I first encountered this house as a child visiting Columbia, Connecticut—the town where my father was born—from Europe, where I was born, and where my father was fighting the Cold War as a military attaché to the Department of State.

I loved Columbia—its colonial green, crystal lake, and white-steepled church and the three cottages where my grandfather supported his later years by renting summer to tourists. Columbia was my America, and my love for this state and country was born on my grandfather’s screened porch and beside the evening campfires. There I became a historian, listening to tales of my family’s long-time connection to Columbia, stories that reached all the way to the early 1700s when it was called Lebanon Crank. Many of those stories centered around “the house on Woodward Hill,” a three-story colonial built by my many-times-great-grandfather Eleazar during the American Revolution. Succeeding generations of my family lived in this house until 1875, when the accidental death of my great-great grandfather Madison led to a distress sale outside the family. The place was still called the Woodward Hill Farm, though, and whenever we drove by it on those childhood visits, I looked with longing and wonder at this house that bore witness to so much of my family’s past.

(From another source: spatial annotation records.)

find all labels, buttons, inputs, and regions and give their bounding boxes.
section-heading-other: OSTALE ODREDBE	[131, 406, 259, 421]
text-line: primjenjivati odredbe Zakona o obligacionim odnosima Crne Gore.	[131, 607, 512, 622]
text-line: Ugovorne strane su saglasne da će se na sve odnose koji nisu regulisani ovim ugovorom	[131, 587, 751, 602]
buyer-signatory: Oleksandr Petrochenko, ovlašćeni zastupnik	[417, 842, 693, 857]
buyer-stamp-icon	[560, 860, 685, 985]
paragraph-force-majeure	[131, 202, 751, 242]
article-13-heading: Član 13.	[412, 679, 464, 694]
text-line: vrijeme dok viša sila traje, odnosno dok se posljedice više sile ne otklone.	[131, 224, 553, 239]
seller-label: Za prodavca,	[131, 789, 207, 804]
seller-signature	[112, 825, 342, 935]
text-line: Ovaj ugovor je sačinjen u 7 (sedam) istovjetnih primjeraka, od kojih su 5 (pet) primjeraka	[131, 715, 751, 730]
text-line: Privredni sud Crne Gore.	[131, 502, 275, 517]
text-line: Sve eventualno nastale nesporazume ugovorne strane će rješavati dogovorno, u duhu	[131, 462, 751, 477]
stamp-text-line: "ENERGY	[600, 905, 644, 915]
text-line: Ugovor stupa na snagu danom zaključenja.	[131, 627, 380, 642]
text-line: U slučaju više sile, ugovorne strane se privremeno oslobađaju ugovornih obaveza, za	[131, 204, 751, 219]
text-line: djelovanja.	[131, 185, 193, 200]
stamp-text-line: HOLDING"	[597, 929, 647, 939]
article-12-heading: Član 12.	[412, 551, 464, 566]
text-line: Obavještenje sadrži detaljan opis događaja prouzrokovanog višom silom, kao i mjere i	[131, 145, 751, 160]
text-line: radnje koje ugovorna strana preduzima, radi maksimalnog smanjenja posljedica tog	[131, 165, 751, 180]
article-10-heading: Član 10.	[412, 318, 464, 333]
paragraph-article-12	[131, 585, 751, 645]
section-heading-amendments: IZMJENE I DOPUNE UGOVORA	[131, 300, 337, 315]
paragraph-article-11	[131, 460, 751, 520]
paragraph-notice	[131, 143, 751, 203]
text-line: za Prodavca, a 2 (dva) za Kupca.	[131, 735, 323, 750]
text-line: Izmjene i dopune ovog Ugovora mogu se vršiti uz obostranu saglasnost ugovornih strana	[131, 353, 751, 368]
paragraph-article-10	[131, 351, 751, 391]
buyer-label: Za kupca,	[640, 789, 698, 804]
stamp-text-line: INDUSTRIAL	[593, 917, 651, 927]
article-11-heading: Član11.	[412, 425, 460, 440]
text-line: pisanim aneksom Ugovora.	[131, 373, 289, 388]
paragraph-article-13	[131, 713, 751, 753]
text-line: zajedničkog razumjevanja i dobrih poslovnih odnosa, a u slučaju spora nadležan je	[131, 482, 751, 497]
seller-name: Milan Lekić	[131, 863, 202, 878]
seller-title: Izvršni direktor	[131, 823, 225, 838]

In my 30s, as a successful songwriter and music producer, I heard that the Woodward Hill house was for sale and flew in from Ohio to offer the then-owners their asking price. Seeing the name Woodward on the offer, they instantly boosted the price by $20,000. Angered, I flew home. I didn’t buy the house then, but I never stopped longing for it.

Last May, 30 years after the sale-that-wasn’t, I indulged myself and took the long route through Columbia on my way to give a Sunday talk in Groton. As always, I slowed when I came to the top of Woodward Hill to look with regret at the house I had so wanted. When I saw the “For Sale” sign, I literally slammed on the brakes, pulled to the side of the road, and just stared. I could not believe that the dream deferred so long ago might yet be realized.

Woodward Hill Farm as it looked in the eighties, when the dream was deferred.

Woodward Hill Farm as it looked in the eighties, when the dream was deferred.

My immediate reaction was that this was truly providential. That’s the old Puritan idea that there are no coincidences in life but rather that God (or fate) intervenes in our affairs to make things happen when and how they do. Here I was, at a time of great change in my own life (including a just-sold house) presented with an opportunity to reclaim my own history, and a childhood dream, by literally coming home.

I am a history professor these days. The glory days and income of my music career are long behind me. And without the cooperation of sellers who also loved this house and appreciated the importance of history and family, my dream deferred might have ended finally and forever this year. Today, though, thanks in no small part to those good people the Woodward Hill Farm in Columbia, Connecticut is once again back in the family, and I am its steward. What to do with the five fireplaces, the barn, and the land is yet to be determined. But my sense that I am where I was always meant to be has never been stronger.

As Robert Frost said in his 1947 poem “Directive,”
 Here are your waters and your watering place.
         Drink and be whole again beyond confusion.